In order to improve also the quantitative description of the current, several approaches based on many body perturbation theory in the GW approximation have been proposed [13, 14]. They overcome the overestimation of conductances in the standard approach and lead to excellent agreement with experimental observations. However, even cases which have been considered previously to be to difficult for DFT, were successfully described recently in this theoretical framework. To this class belong strongly correlated systems that exhibit Coulomb blockade  or Kondo physics [16, 17].
Another recent line of research in the field of first principles simulations is the description of dynamical effects in quantum transport in the context of time-dependent DFT. Here different groups work on transient effects and light assisted induced and suppressed currents [18, 19].
Work employing model Hamiltonians is based on the observation that frequently, only few electronic orbitals of a molecule contribute to charge transport through single molecules. The model-based approach has been instrumental in understanding the interaction between the electronic degrees of freedom and vibrational as well as spin modes of the molecule. These interactions are the source of numerous new quantum transport effects many of which have been observed in the laboratory.
Model based approaches are particularly important in the case when a mean-field (e.g. DFT based Landauer-Büttiker) approximation cannot be used. This is the case for strongly correlated systems, and in particular in the nonequilibrium current-carrying state, when inelastic processes are important. Recently several theoretical models and methods were developed and used intensively. They are based mainly on the electron-vibron model, the Anderson (multi-)impurity model, describing a discrete-level system with Coulomb interaction coupled to the leads, and the (multi-level) Anderson-Holstein model, which takes into account both Coulomb and electron-vibron interactions. In addition, to describe the Kondo effect special Kondo models are considered. All these models are solved roughly within two main approaches: the nonequilibrium Green function (NGF) technique, usually in the case of strong coupling to the leads, and the quantum master equation (QME) in the weak-coupling limit.

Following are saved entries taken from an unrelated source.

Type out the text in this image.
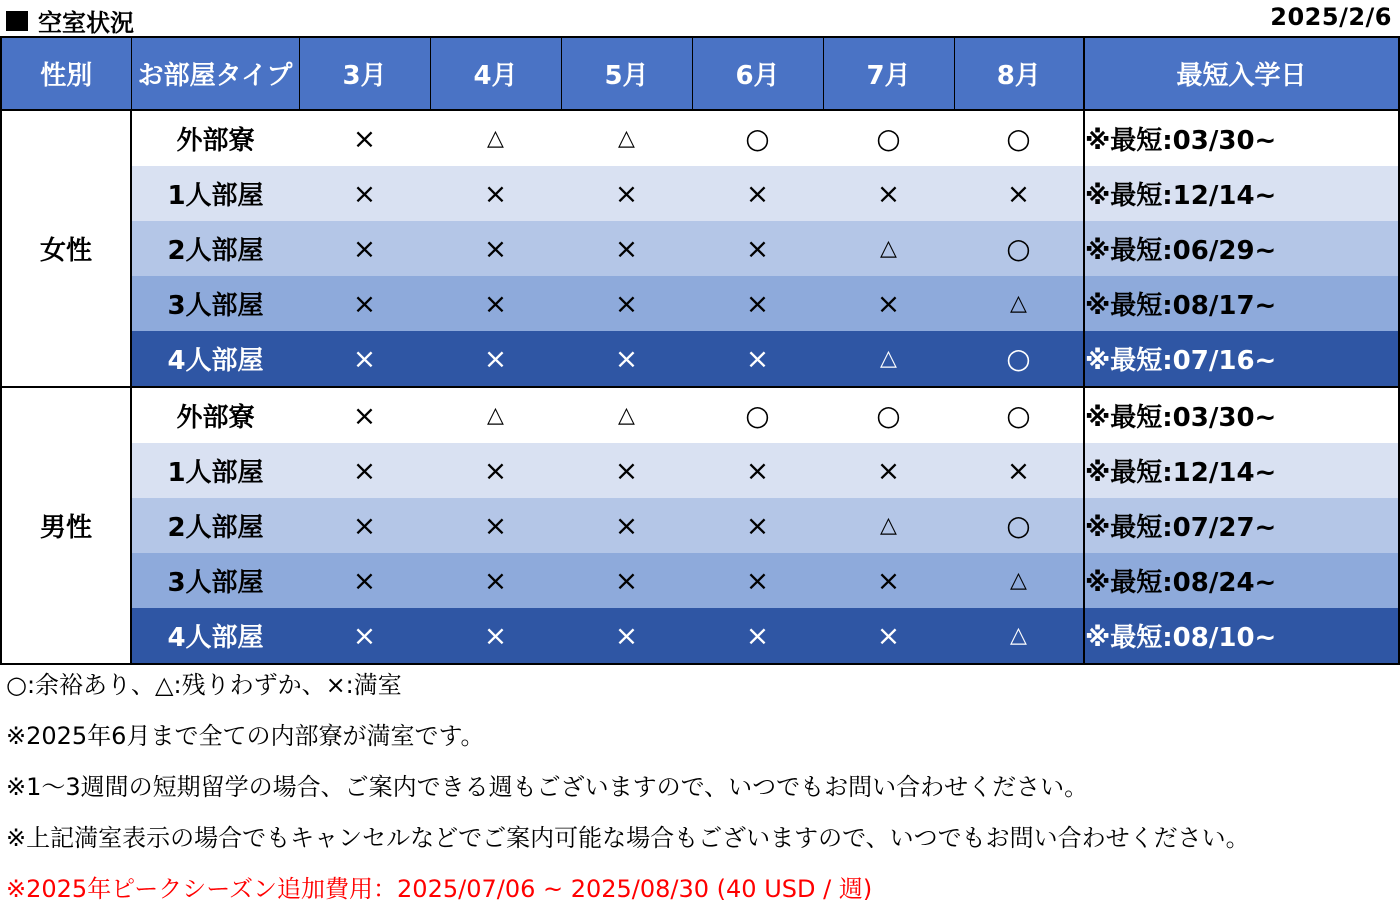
空室状況	2025/2/6
性別	お部屋タイプ	3月	4月	5月	6月	7月	8月	最短入学日
女性	外部寮	×	△	△	○	○	○	※最短:03/30~
	1人部屋	×	×	×	×	×	×	※最短:12/14~
	2人部屋	×	×	×	×	△	○	※最短:06/29~
	3人部屋	×	×	×	×	×	△	※最短:08/17~
	4人部屋	×	×	×	×	△	○	※最短:07/16~
男性	外部寮	×	△	△	○	○	○	※最短:03/30~
	1人部屋	×	×	×	×	×	×	※最短:12/14~
	2人部屋	×	×	×	×	△	○	※最短:07/27~
	3人部屋	×	×	×	×	×	△	※最短:08/24~
	4人部屋	×	×	×	×	×	△	※最短:08/10~
○:余裕あり、△:残りわずか、×:満室
※2025年6月まで全ての内部寮が満室です。
※1～3週間の短期留学の場合、ご案内できる週もございますので、いつでもお問い合わせください。
※上記満室表示の場合でもキャンセルなどでご案内可能な場合もございますので、いつでもお問い合わせください。
※2025年ピークシーズン追加費用：2025/07/06 ~ 2025/08/30 (40 USD / 週)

The Green function method can be used starting from a mean-field approximation and allows to include systematically interactions beyond the mean-field level, both perturbatively and nonperturbatively . In the case of weak to intermediate electron-vibron interaction the NGF method was developed recently and used to describe experiments with molecular junctions. It is especially applicable to inelastic electron tunneling spectroscopy and nonequilibrium vibrons [21-24]. Also progress was made in the case of strong electron-vibron interaction, leading to local polaron physics and important single-charge memory effects [25-26].
The quantum master equation is formulated in the basis of many-body eigenstates of a molecule, weakly coupled to leads. It is widely used in the case of intermediate to strong electro-electron and/or electron-vibron interactions. It gives a complete description of sequential tunneling and the main features of Coulomb blockade [27, 28], as well as Frank-Condon blockade , and was extended recently to investigate cotunneling effects in systems with Coulomb and electron-vibron interactions [30, 31].
Model-based approaches also intimately link molecular electronics to related fields such as quantum transport through quantum dots or nanoelectromechanical systems.